Caelyx Overview

This is a summary of the European public assessment report (EPAR) for Caelyx. It explains how the Committee for Medicinal Products for Human Use (CHMP) assessed the medicine to reach its opinion in favour of granting a marketing authorisation and its recommendations on the conditions of use for Caelyx.

Caelyx should be given under the supervision of a doctor who is qualified in the use of cytotoxic (cell-killing) medicines. It cannot be interchanged with other medicines containing doxorubicin hydrochloride.

The recommended starting dose of Caelyx for breast or ovarian cancer is 50 mg per square metre body surface area (calculated using the patient’s height and weight) every four weeks for as long as the disease does not get worse and the patient can tolerate the treatment. For Kaposi’s sarcoma, the dose is 20 mg/m2 every two to three weeks for two to three months, and for multiple myeloma, it is 30 mg/m2 on day four of each three-week cycle of bortezomib treatment, for as long as the patient continues to benefit from the treatment and can tolerate it.

Treatment should be stopped or the dose reduced in patients who experience certain side effects or who have liver problems. Caelyx is not recommended for patients whose spleen has been removed. For more information, see the package leaflet.

The active substance in Caelyx, doxorubicin hydrochloride, is a cytotoxic medicine that belongs to the group ‘anthracyclines’. It works by interfering with the DNA within cells, preventing them from making more copies of DNA and making proteins. This means that cancer cells cannot divide and eventually die. Caelyx accumulates in areas in the body where the blood vessels have an abnormal shape, such as within tumours, where its action is concentrated.

Doxorubicin hydrochloride has been available since the 1960s. In Caelyx, it is contained in ‘pegylated liposomes’ (tiny fatty spheres that are coated with a chemical called polyethylene glycol). This reduces the rate at which the active substance is broken down, allowing it to circulate in the blood for longer. It also reduces its effects on non-cancer tissues and cells, so it is less likely to cause some side effects.

In the treatment of breast cancer, Caelyx was as effective as standard doxorubicin: the time until the disease got worse was around 7.5 months in both groups. However, patients receiving Caelyx were less likely to experience heart problems.

For ovarian cancer, Caelyx was as effective as topotecan in extending time until the disease got worse.

For Kaposi’s sarcoma, around 70% of the patients had a complete or partial response to treatment, with similar results in the study of patients who had been treated before. The additional studies showed that Caelyx was also more effective than the comparator combinations.

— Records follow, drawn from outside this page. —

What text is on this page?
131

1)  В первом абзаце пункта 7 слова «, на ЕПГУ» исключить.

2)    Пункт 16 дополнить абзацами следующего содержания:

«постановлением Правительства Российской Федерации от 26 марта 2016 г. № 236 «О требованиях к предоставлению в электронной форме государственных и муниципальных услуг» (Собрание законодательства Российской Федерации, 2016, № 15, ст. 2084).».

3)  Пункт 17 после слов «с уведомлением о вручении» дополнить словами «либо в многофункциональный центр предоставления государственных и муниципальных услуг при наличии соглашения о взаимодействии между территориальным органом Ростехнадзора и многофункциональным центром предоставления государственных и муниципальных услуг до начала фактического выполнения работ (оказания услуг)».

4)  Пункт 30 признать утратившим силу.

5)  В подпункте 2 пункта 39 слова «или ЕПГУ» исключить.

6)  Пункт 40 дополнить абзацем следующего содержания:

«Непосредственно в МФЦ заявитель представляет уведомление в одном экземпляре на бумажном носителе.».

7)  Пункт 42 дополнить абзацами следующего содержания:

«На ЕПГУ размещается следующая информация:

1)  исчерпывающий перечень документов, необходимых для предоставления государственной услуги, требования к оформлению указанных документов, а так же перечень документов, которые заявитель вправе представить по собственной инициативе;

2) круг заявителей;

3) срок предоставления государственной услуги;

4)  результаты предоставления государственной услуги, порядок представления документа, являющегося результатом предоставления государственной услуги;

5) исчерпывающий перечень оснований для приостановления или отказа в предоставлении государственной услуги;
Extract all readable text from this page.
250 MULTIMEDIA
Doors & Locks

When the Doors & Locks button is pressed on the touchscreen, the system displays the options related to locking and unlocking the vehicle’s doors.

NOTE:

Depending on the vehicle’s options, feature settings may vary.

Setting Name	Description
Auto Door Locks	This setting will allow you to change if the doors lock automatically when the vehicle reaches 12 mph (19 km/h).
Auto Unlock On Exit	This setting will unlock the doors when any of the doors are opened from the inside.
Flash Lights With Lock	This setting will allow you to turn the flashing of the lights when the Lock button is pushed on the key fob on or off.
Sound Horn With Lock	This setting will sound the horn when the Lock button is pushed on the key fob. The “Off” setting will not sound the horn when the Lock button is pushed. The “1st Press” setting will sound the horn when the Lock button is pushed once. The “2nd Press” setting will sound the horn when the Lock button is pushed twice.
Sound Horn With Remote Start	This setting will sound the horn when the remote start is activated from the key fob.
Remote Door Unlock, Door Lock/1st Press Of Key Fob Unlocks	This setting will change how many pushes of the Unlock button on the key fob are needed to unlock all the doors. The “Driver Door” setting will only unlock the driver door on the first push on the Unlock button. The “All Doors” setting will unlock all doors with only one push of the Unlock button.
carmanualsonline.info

For multiple myeloma, adding Caelyx to bortezomib increased the time until the disease got worse from 6.5 to 9.3 months

The CHMP decided that Caelyx’s benefits are greater than its risks and recommended that it be given marketing authorisation.

The European Commission granted a marketing authorisation valid throughout the European Union for Caelyx on 21 June 1996. The marketing-authorisation holder is Janssen-Cilag International NV. The marketing authorisation is valid for an unlimited period.

What are the risks associated with Caelyx?

The side effects with Caelyx depend on the type of cancer being treated. The most common side effect seen in all types of cancer (in more than 1 patient in 10) is nausea (feeling sick). Other very common side effects include hand-foot syndrome (redness and pain on the hands and feet), vomiting, stomatitis (inflammation of the lining of the mouth), rash, asthenia (weakness), low blood cell counts, loss of appetite, alopecia (hair loss), fatigue (tiredness), diarrhoea, constipation and mucositis (inflammation of the mouth and throat).

Caelyx should not be used in people who may be hypersensitive (allergic) to doxorubicin hydrochloride or any of the other ingredients. Caelyx must not be used to treat Kaposi’s sarcoma that could be treated effectively with ‘local’ treatments that only affect the site of the tumour or with whole-body alfa interferon treatment.